A few days ago, as I was walking through the halls, I ran across a group of freshman boys who, by the look of their incessant shouting and high-fiving, had just been met with some success on a recent test. They all clung to each other with a jubilant fervor, joking and guffawing without a care in the world. I smiled at the act, and found myself drawn continually closer to their conversation until, quite jarringly, I heard the inevitable.
“I raped it, bro.”
I foundered, confused and disturbed by the comment, and found myself almost numbed with sensitivity. It was an expression I had heard from the mouths of upperclassmen too often. Hearing it from one younger than me, however insignificant our age gap was in actuality, disturbed me to the core. In the spur of the moment, I calmed down by convincing myself that the boy didn’t really understand the true significance of what he had said and that I was just being my overly-sensitive self.
A few days later found me still pondering the hallway outburst. In that span of time, I heard the word “rape” used 17 times in casual conversation, and each time I added to my mental tally with a twist of my stomach and a clouded mind.
Why now was this word causing me so much anxiety and pain? It hadn’t bothered me freshman year when, after watching a video on self-defense, the members of my class began to yell the word whenever someone snuck up on them. It had barely fazed me when a good friend of mine took to toting his accomplishments as “raping this” or “raping that,” barely caused a disturbance when, at a school dance, I overheard an older girl say that her friend looked as though she was “asking to be raped.”
It finally hit me during lunch hour. I was walking near the front of the school when I heard the word screamed violently from a nearby senior, inciting a wave of laughter from his surrounding friends.
I took particular interest in one member of the group, being that she was the only female, and observed her to see what her reaction would be. A first glance might suggest that she found the comment equally as funny, if not more so, than her male counterparts. Then I caught for a moment a violent change in her expression, a noticeable cringe that demonstrated quite clearly her displeasure with the comment. It was gone after a moment, but her laughter seemed hollow afterward.
I in no way mean to suggest that this young woman had experienced the horrors of rape or knew someone who did. For all I know, rape could seem to her as it seems to many of us: an act heard of only in crime shows or on the news.

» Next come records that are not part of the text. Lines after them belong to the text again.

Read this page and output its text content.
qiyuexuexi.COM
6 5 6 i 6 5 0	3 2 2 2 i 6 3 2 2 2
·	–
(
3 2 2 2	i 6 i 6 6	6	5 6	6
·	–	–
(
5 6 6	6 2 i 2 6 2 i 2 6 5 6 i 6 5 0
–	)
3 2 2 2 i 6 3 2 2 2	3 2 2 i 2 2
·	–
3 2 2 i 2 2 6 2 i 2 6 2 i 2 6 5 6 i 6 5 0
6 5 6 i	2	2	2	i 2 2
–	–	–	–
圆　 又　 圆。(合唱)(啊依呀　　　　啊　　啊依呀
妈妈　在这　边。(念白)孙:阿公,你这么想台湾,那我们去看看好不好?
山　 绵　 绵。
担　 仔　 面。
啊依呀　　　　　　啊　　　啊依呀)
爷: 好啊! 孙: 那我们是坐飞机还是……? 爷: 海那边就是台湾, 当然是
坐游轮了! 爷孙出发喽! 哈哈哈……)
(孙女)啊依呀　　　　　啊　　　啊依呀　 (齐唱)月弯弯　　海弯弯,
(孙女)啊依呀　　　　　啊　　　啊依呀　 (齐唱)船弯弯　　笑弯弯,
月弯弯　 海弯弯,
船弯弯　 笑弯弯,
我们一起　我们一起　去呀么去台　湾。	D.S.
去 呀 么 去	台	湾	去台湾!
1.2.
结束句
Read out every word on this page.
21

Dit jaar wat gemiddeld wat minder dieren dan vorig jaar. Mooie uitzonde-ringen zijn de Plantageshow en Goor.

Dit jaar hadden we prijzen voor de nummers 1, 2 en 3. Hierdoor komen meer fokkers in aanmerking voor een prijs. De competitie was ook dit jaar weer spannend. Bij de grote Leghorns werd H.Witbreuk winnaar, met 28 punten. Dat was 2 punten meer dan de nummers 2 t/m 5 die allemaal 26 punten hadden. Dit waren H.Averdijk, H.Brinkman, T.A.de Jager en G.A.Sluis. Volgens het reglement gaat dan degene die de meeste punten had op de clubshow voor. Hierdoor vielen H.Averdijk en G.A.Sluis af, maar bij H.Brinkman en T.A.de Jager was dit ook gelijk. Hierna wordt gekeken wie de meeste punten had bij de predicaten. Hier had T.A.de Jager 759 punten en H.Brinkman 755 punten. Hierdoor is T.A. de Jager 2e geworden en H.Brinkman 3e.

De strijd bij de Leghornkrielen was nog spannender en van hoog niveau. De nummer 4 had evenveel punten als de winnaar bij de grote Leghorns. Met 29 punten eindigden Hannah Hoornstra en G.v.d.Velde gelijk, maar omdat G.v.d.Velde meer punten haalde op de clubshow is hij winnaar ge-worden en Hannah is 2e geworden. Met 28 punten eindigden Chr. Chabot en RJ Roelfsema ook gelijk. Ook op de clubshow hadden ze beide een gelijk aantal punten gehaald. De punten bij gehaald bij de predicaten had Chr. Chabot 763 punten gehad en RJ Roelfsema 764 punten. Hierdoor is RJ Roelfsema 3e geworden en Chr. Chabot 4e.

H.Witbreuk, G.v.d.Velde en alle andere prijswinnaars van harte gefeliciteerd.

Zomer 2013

But her reaction suggested to me something more about the use of the word and its assimilation into our common vocabulary.
Saying “rape,” no matter what the context, only serves to make it more prevalent in our society. Mix this constantly verbalized message with our extremely sexualized culture and a steady stream of easily accessible internet pornography and suddenly what was once an inappropriate word becomes something very, very real.
Take, as an example, Charlize Theron’s use of the word in a recent response to a question about Googling herself: “I don’t do that. When you start living in that world, and doing that, you start, I guess, feeling raped.” As a prominent public figure, Theron’s comments succeed only in normalizing the use of “rape” in everyday jargon. If Charlize can say it, why can’t we? The more we say the word “rape,” the more we desensitize ourselves to its potency, and the more we come to treat its use as something culturally acceptable.
So no, it’s not okay and no, you weren’t “just joking.” The word “rape” and any other social connotations that come along with it serve only as cheap substitutes for an infinitely better bank of words and expressions. Drop the lingo and leave it alone. It’s the last thing we need as a cultural norm.